By Ross Ramsey
Texas Sen. Royce West, as it turns out, does a lot of government business. Not that you’d know that from reading the disclosures he’s required to make as a state lawmaker.
The Texas Tribune’s Jay Root ferreted that information out of West’s federal filings — required because the Dallas Democrat wants to be a U.S. senator, and federal disclosure laws are more serious than the window-dressing ethics requirements here at home.
Those federal disclosures tell you a lot about West — that he has made millions of dollars in legal fees representing governmental entities and that he jointly manages a tax consulting firm with a company owned by a top Republican donor, for instance.
But it also points out the timorous condition of the state’s disclosure laws. That condition isn’t new; in fact, a recent tweak to those weak requirements revealed some detail about West’s government contracts.
And the holes haven’t really been hidden, either. Former Gov. Rick Perry showed us some of the holes in state reporting laws when he was running for president in 2011 and had to meet more stringent standards of disclosure. Here’s one you might remember: He had been double-dipping by collecting his state pension and his state salary at the same time. It was legal, but it was also a political embarrassment.
David Dewhurst showed us when he ran for U.S. Senate against Ted Cruz around the same time. State filings indicated he was worth more — possibly a lot more — than $30 million or $40 million. But the detailed federal filings put his net worth in the $200 million range, rich as a Romney. Had he won that election, he’d have been one of the richest members of a Congress that already has some very rich people.

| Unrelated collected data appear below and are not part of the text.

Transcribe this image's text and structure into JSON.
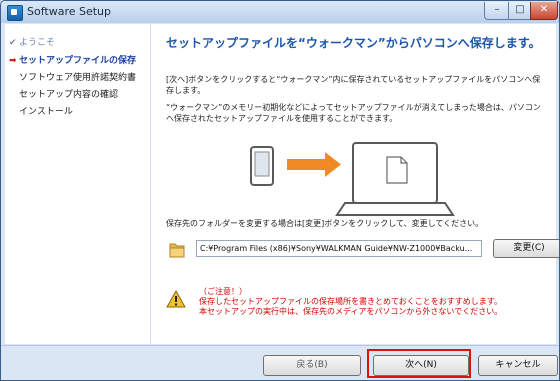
{
  "window": {
    "title": "Software Setup",
    "controls": {
      "minimize": "–",
      "maximize": "□",
      "close": "✕"
    }
  },
  "sidebar": {
    "steps": [
      {
        "mark": "✔",
        "label": "ようこそ",
        "state": "done"
      },
      {
        "mark": "➡",
        "label": "セットアップファイルの保存",
        "state": "current"
      },
      {
        "mark": "",
        "label": "ソフトウェア使用許諾契約書",
        "state": "pending"
      },
      {
        "mark": "",
        "label": "セットアップ内容の確認",
        "state": "pending"
      },
      {
        "mark": "",
        "label": "インストール",
        "state": "pending"
      }
    ]
  },
  "main": {
    "heading": "セットアップファイルを“ウォークマン”からパソコンへ保存します。",
    "paragraph1": "[次へ]ボタンをクリックすると“ウォークマン”内に保存されているセットアップファイルをパソコンへ保存します。",
    "paragraph2": "“ウォークマン”のメモリー初期化などによってセットアップファイルが消えてしまった場合は、パソコンへ保存されたセットアップファイルを使用することができます。",
    "folder_instruction": "保存先のフォルダーを変更する場合は[変更]ボタンをクリックして、変更してください。",
    "path_value": "C:¥Program Files (x86)¥Sony¥WALKMAN Guide¥NW-Z1000¥Backu...",
    "change_button": "変更(C)",
    "warning_title": "（ご注意！）",
    "warning_line1": "保存したセットアップファイルの保存場所を書きとめておくことをおすすめします。",
    "warning_line2": "本セットアップの実行中は、保存先のメディアをパソコンから外さないでください。"
  },
  "footer": {
    "back_label": "戻る(B)",
    "next_label": "次へ(N)",
    "cancel_label": "キャンセル"
  },
  "colors": {
    "heading": "#1a55b0",
    "warning": "#d40000",
    "arrow": "#f08a24",
    "highlight": "#e01010"
  }
}
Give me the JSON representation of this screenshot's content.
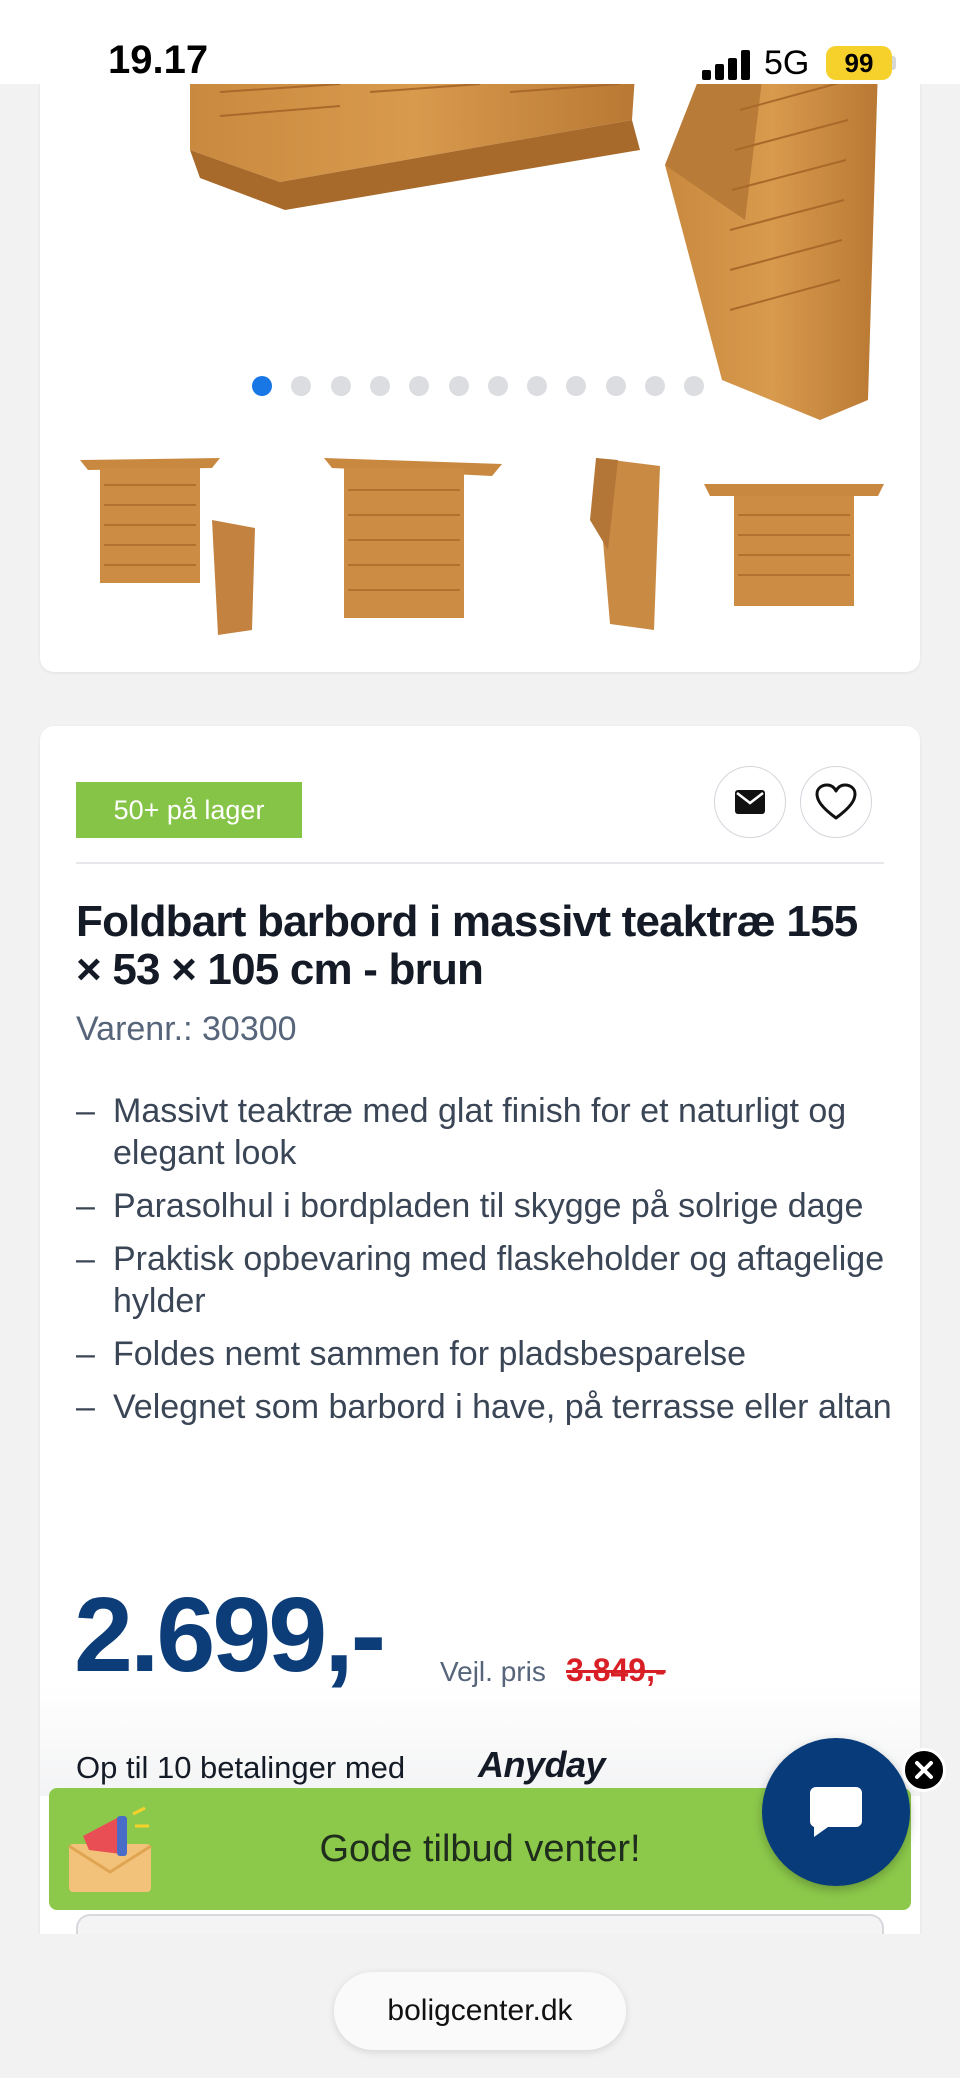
{
  "status_bar": {
    "time": "19.17",
    "network": "5G",
    "battery": "99"
  },
  "gallery": {
    "dot_count": 12,
    "active_dot": 0,
    "thumbnail_count": 4
  },
  "product": {
    "stock_badge": "50+ på lager",
    "title": "Foldbart barbord i massivt teaktræ 155 × 53 × 105 cm - brun",
    "sku_label": "Varenr.:",
    "sku": "30300",
    "features": [
      "Massivt teaktræ med glat finish for et naturligt og elegant look",
      "Parasolhul i bordpladen til skygge på solrige dage",
      "Praktisk opbevaring med flaskeholder og aftagelige hylder",
      "Foldes nemt sammen for pladsbesparelse",
      "Velegnet som barbord i have, på terrasse eller altan"
    ],
    "price": "2.699,-",
    "recommended_label": "Vejl. pris",
    "recommended_price": "3.849,-",
    "installments_text": "Op til 10 betalinger med",
    "installments_provider": "Anyday",
    "feature_dash": "–"
  },
  "offer_banner": {
    "text": "Gode tilbud venter!"
  },
  "browser": {
    "url": "boligcenter.dk"
  },
  "colors": {
    "stock_green": "#85c446",
    "price_blue": "#0c3d78",
    "strike_red": "#d91f26",
    "banner_green": "#8cc94a",
    "chat_blue": "#073b7a",
    "dot_active": "#1877e5"
  }
}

State officials or candidates can hide conflicts of interest and secret assets and income much easier than people seeking or holding federal office can. West is just the newest member of that club.
The disclosures could matter, too, providing leads for the eight opponents who are also seeking the Democratic nomination to run against U.S. Sen. John Cornyn next year. If West is the nominee, it’ll be Cornyn’s turn.
And if West falls short, either in the primaries or the general election, he’ll still be in the Texas Senate, debating bills and doing government work with colleagues who now know a lot more about his business, his income and net worth than they knew before he stuck his foot into a federal race and subjected himself to those detailed disclosure laws.
Doesn’t it make you wonder about everybody else in Texas government?
Even though most details about members' financial condition and interests are uninteresting, they can be illuminating. And in cases like West's, those details could be the most educational.
Just dream of it:
Who has potential or real conflicts of interest, voting on legislation that could enhance their incomes and investments, or new state laws that might limit the strength of business competitors?
Who’s in financial trouble, subject to overtures from interests and people who happen to need something from the government?
Who has reaped an actual fortune by holding what looks like a loser job, a $600-per-month-plus-expenses gig in the Texas Legislature?
And here’s the big question all those other questions help answer: Why do the people in government vote the way they vote, side with the folks they side with, file the bills they file (and avoid the ones they don’t); why do they act the way they act?
You have a better chance of answering questions like those if you’re watching the federal government; in Texas, the disclosure laws are better than nothing and, at the same time, pretty weak tea.
A better chance, that is, unless you’re watching someone like Royce West, who ran for a federal job and, as a consequence, had to show more of his financial cards.
It puts him at an unfair disadvantage in Austin, though: His Texas colleagues in the elected class don’t have to do the same thing.